QPI Bypass

In this chapter

On NUMA hosts, multi-CPU distribution of traffic can incur a performance penalty because only the NUMA node local to an accelerator benefits from direct data I/O to the L3 cache of the NUMA node. An expansion bus enables bonding two NT100E3-1-PTPs, ensuring local cache access.

Note: This chapter only applies to the NT200C01 solution consisting of two NT100E3-1-PTP accelerators.

QPI bypass concept

On modern Intel architecture NUMA hosts, two technologies have improved I/O performance significantly:

QuickPath Interconnect (QPI) provides fast connections between multiple processors and I/O hubs.
Direct Data I/O (DDIO) is an enhancement of DMA that allows data to be transferred directly between a device in a PCIe slot and the L3 cache of the processors local to the PCIe slot.

Writing from a device in a PCIe slot to memory on a remote NUMA node through QPI incurs latency in several ways:

The local L3 cache is polluted by data destined for the remote NUMA node.
The QPI itself causes latency.
The QPI memory write causes a flush of remote L3 cache lines (enforced by the cache coherency protocol).

To bypass the QPI, data destined for a remote NUMA node must be transferred to the accelerator local to that NUMA node before the PCIe bus. Two NT100E3-1-PTPs can be bonded through an expansion bus that allow streams to be redirected to the peer accelerator, ensuring local cache access.

QPI bypass example

In this example, two bonded NT100E3-1-PTPs are used to merge and distribute up- and downstream traffic in a 100G network.

The process is described in this table:

Stage	Description
1	The bonding is a static configuration set up in ntservice.ini (see below).
2	Using NTPL commands (see below), the application sets up affinity between streams and NUMA nodes, sets up distribution and creates the streams.
3	The application creates a thread for each stream on the NUMA nodes and sets the appropriate affinity.
4	Each thread opens its stream using the packet interface.
5	When a packet is received, all time-stamping, packet processing and statistics is performed by the receiving accelerator.
6	If the packet belongs to a stream that should be handled by the remote NUMA node, the packet is transferred over the expansion bus to the other accelerator.
7	The packet is DMAed over the PCIe interface to the local cache of the NUMA node, just as if it had been received on this accelerator.
8	The packet is received by the thread.

ntservice.ini

[Adapter0]
AdapterType = NT100E3_1_PTP
BondingType = Peer
RemoteAdapter = 1                     # The bonded peer
NumaNode = 0                          # Local NUMA node for this PCIe slot
BusId = 0000:06:00.0
TimeSyncReferencePriority = OSTime    # Or another reference clock source
TimeSyncConnectorInt1 = NttsOut 

[Adapter1]
AdapterType = NT100E3_1_PTP
BondingType = Peer
RemoteAdapter = 0                     # The bonded peer
NumaNode = 1                          # Local NUMA node for this PCIe slot
BusId = 0000:84:00.0
TimeSyncReferencePriority = Int1      # Synced to Adapter0
TimeSyncConnectorInt1 = NttsIn

[NT100E3_1_PTP]
HostBufferSegmentSizeRx = dynamic     # Peer bonding requires dynamic segment size
HostBuffersRx = [32,16,$Local$]       # Hostbuffers allocated on the local NUMA node

NumaNode = ...

Specifies the NUMA node local for each PCIe slot. It can be identified from hardware documentation or by using a utility such as lstopo from the portable hardware locality (hwloc) package.

RemoteAdapter = ...

Specifies the bonded peer accelerator.

TimeSyncReferencePriority = ...

TimeSyncConnectorInt1 = ...

Sets up time synchronization of the accelerators to ensure proper merging of traffic.

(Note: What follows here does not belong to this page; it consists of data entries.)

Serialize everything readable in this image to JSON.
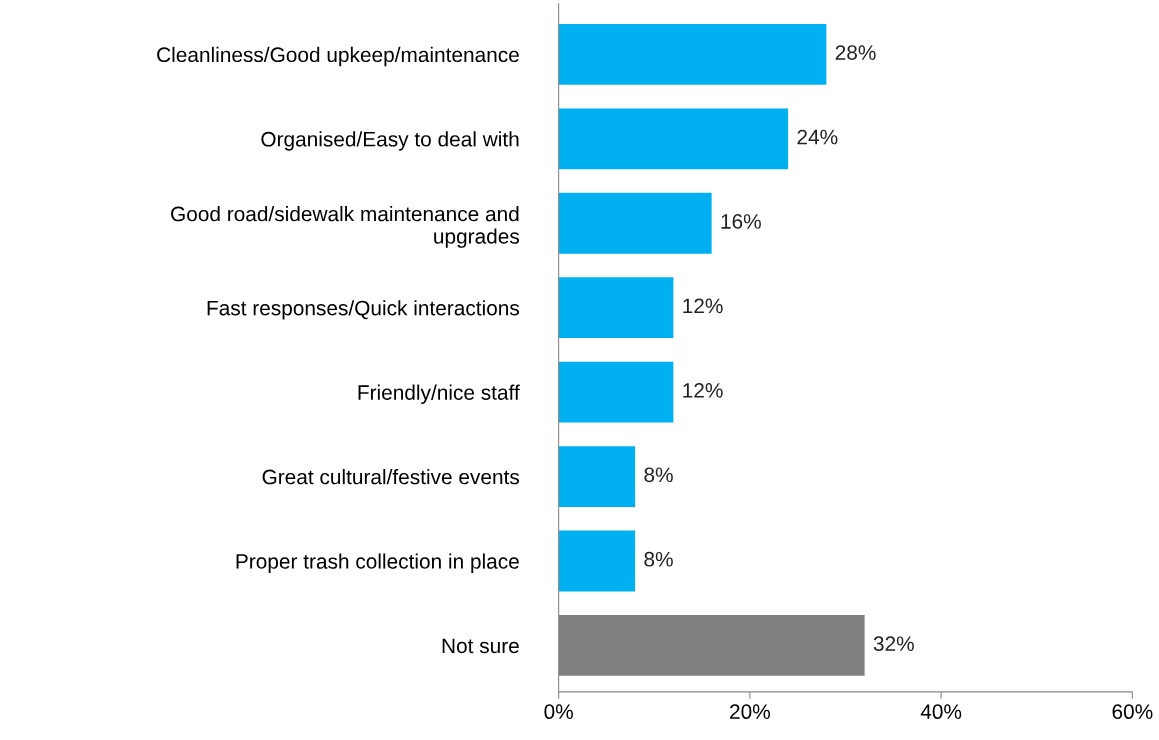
{
  "chart_data": {
    "type": "bar",
    "orientation": "horizontal",
    "categories": [
      "Cleanliness/Good upkeep/maintenance",
      "Organised/Easy to deal with",
      "Good road/sidewalk maintenance and\nupgrades",
      "Fast responses/Quick interactions",
      "Friendly/nice staff",
      "Great cultural/festive events",
      "Proper trash collection in place",
      "Not sure"
    ],
    "values": [
      28,
      24,
      16,
      12,
      12,
      8,
      8,
      32
    ],
    "colors": [
      "#00b0f0",
      "#00b0f0",
      "#00b0f0",
      "#00b0f0",
      "#00b0f0",
      "#00b0f0",
      "#00b0f0",
      "#808080"
    ],
    "value_labels": [
      "28%",
      "24%",
      "16%",
      "12%",
      "12%",
      "8%",
      "8%",
      "32%"
    ],
    "xlim": [
      0,
      60
    ],
    "xticks": [
      {
        "value": 0,
        "label": "0%"
      },
      {
        "value": 20,
        "label": "20%"
      },
      {
        "value": 40,
        "label": "40%"
      },
      {
        "value": 60,
        "label": "60%"
      }
    ],
    "grid": false
  }
}
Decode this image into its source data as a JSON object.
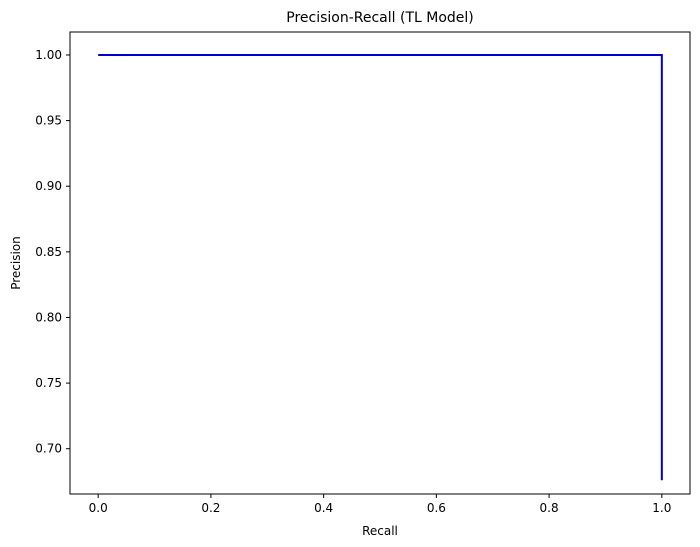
{
  "chart_data": {
    "type": "line",
    "title": "Precision-Recall (TL Model)",
    "xlabel": "Recall",
    "ylabel": "Precision",
    "xlim": [
      -0.05,
      1.05
    ],
    "ylim": [
      0.6655,
      1.0175
    ],
    "xticks": [
      0.0,
      0.2,
      0.4,
      0.6,
      0.8,
      1.0
    ],
    "xtick_labels": [
      "0.0",
      "0.2",
      "0.4",
      "0.6",
      "0.8",
      "1.0"
    ],
    "yticks": [
      0.7,
      0.75,
      0.8,
      0.85,
      0.9,
      0.95,
      1.0
    ],
    "ytick_labels": [
      "0.70",
      "0.75",
      "0.80",
      "0.85",
      "0.90",
      "0.95",
      "1.00"
    ],
    "grid": false,
    "legend": "none",
    "series": [
      {
        "color": "#0000cc",
        "x": [
          0.0,
          1.0,
          1.0
        ],
        "y": [
          1.0,
          1.0,
          0.676
        ]
      }
    ]
  }
}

HostBuffersRx = [32,16,$Local$]

Allocates 32 host buffers on the NUMA node local to each accelerator.

A small host buffer size helps avoid L3 cache eviction.

NTPL

Setup[NUMANode=0] = StreamId==(0..15)
Setup[NUMANode=1] = StreamId==(16..31)
HashMode = Hash5TupleSorted
Assign[StreamId=(0..31)] = All

Setup[NUMANode=...] = ...: Sets up the affinity between streams and NUMA nodes.
HashMode = Hash5TupleSorted: The hash mode Hash5TupleSorted assures that up- and downstream traffic for each service is merged to the same stream.
Assign[StreamId=(0..31)] = All: Creates 32 streams.